Under the proposed system, politicians would suck up approximately $250 million to fund their election campaigns, and the operative word is “approximately” because the figure would most certainly be more. If it passes, your money would be used to blast out negative television ads, interrupt dinners with robo-calls, and stuff mailboxes with junk – all the things you love so much about politics.
While I understand that this is the nature of politics, I don’t see why taxpayers should pay for it. At a time when we’re struggling to fund worthy programs, why would we consider funding political campaigns on taxpayers’ backs? Since we can’t spend the same dollar twice, spending $250 million on political campaigns comes at the expense of things like additional school aid, getting people back to work with new infrastructure projects, and restoring programs for the developmentally disabled.
And most New Yorkers agree. An April 17th Quinnipiac poll showed that the majority of voters strongly oppose the idea and that by a 55 percent to 35 percent margin, New Yorkers don’t believe taxpayer financing of campaigns will help reduce political corruption.
One need only read the papers to see that it breeds more fraud than it cures. In New York City, politicians receive a whopping $6 in taxpayer funds for every $1 they raise! Over the years, dozens of candidates have brazenly gamed the system to cover absurd personal expenses that have nothing to do with campaigning. It’s happening even now.
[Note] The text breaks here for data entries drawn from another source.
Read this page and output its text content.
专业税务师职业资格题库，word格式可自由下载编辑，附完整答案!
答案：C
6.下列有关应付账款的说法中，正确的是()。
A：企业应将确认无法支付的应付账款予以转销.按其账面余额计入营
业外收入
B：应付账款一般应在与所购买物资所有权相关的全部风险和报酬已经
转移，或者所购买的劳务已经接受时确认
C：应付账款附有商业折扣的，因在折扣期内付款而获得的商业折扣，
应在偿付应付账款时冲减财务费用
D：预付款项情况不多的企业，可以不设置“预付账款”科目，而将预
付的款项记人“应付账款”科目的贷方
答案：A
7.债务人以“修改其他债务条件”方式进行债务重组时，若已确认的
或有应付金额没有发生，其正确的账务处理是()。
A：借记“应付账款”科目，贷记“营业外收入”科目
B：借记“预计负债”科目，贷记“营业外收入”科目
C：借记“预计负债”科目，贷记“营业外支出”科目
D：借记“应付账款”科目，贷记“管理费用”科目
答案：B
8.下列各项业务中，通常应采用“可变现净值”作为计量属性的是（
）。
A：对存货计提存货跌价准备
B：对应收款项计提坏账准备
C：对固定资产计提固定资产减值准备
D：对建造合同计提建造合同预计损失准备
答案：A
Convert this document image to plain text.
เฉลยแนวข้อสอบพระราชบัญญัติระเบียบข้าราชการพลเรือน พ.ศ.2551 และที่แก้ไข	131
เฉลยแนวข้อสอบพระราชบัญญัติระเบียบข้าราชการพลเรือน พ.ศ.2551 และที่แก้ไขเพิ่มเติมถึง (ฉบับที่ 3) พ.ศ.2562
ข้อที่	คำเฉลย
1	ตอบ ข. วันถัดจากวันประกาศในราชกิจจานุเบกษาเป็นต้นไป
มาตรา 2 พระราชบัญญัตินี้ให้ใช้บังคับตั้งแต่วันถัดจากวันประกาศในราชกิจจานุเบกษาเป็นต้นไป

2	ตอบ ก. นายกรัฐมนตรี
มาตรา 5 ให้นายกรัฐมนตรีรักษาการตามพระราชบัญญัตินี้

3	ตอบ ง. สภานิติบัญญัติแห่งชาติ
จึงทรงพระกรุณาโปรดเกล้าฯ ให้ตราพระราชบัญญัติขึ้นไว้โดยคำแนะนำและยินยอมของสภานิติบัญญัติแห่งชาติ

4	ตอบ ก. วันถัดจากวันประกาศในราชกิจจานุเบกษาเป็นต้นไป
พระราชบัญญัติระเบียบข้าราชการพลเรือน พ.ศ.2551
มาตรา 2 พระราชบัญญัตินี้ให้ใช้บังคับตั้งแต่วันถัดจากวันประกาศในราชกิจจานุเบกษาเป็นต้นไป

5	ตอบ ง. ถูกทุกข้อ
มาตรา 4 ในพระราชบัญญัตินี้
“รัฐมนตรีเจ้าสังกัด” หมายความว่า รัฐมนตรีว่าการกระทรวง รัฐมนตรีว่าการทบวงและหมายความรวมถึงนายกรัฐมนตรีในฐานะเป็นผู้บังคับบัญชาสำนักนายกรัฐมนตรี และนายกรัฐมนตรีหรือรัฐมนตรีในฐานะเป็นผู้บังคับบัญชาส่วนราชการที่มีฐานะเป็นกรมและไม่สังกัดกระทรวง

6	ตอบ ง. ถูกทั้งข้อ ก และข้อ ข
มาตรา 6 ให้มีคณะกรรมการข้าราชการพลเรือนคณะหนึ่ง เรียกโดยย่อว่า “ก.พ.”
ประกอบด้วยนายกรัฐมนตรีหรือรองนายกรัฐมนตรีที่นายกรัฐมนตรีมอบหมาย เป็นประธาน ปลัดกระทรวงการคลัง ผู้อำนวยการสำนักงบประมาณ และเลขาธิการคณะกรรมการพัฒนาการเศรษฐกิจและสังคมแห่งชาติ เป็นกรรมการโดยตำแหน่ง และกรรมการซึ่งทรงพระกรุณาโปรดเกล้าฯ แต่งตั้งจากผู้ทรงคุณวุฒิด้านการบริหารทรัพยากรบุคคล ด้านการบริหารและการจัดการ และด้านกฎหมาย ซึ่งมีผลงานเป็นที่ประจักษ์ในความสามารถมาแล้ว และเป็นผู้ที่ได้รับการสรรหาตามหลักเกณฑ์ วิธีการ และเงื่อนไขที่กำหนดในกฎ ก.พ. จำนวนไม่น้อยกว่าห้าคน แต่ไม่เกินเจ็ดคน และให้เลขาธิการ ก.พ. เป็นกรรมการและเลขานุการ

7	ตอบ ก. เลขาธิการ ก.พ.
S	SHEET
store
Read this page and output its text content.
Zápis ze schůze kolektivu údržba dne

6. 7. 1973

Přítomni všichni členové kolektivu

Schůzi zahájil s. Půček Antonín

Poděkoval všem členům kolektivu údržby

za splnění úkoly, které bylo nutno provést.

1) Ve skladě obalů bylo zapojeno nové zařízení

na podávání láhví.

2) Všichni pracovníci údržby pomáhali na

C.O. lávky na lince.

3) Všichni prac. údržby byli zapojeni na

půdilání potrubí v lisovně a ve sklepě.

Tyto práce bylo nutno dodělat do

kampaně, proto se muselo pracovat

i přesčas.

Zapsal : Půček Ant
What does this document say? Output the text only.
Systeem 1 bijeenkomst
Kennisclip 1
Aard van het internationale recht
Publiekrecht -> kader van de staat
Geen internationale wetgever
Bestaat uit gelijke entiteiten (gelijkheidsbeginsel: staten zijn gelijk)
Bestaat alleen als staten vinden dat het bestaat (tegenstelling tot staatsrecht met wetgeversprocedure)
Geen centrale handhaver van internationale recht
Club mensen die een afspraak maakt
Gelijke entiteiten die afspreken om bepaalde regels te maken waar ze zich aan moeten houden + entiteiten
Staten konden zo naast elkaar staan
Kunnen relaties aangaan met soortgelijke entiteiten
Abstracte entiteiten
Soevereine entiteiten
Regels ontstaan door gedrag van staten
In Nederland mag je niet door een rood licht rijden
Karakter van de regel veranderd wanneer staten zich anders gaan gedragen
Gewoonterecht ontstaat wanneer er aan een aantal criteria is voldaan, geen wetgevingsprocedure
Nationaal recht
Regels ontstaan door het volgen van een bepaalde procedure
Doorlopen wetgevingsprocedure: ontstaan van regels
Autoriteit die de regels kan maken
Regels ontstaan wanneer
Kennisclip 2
One NYC mayoral candidate set up straw donors to illegally make false donations and jack up his public financing. Another tried to bribe his way on to a party ticket, not because he wanted to win the election, but to get his hands on millions of “free” taxpayer dollars that he could then distribute to his crony “consultants and advisers.”
The Center for Competitive Politics cited the system as the worst in the nation, saying, “The abuse of public funds is so severe and the record of corrupt practices and other misdeeds are so rampant, particularly in the City of New York, that such a system cannot possibly live up to the ‘clean’ moniker that has been assigned to it by proponents.”
Now, these same special interest groups want to extend this model to the entire state? No thanks. This plan has little to do with honest elections and everything to do with increasing their political influence.
Most notably, why should anyone be forced to fund a candidate with whom he or she disagrees politically, morally, ideologically, ethically or philosophically? Thomas Jefferson wrote, “To compel a man to furnish funds for the propagation of ideas he disbelieves and abhors is sinful and tyrannical.” I happen to agree. How responsive would candidates be to constituents when they can count on no-questions-asked financing to prop them up?
I appreciate the fervor of taxpayer-funded campaign advocates who want to better the system but in reality, this proposal passes the buck, transferring the risk of running for office to the taxpaying public. And that’s the last thing over-taxed New Yorkers need.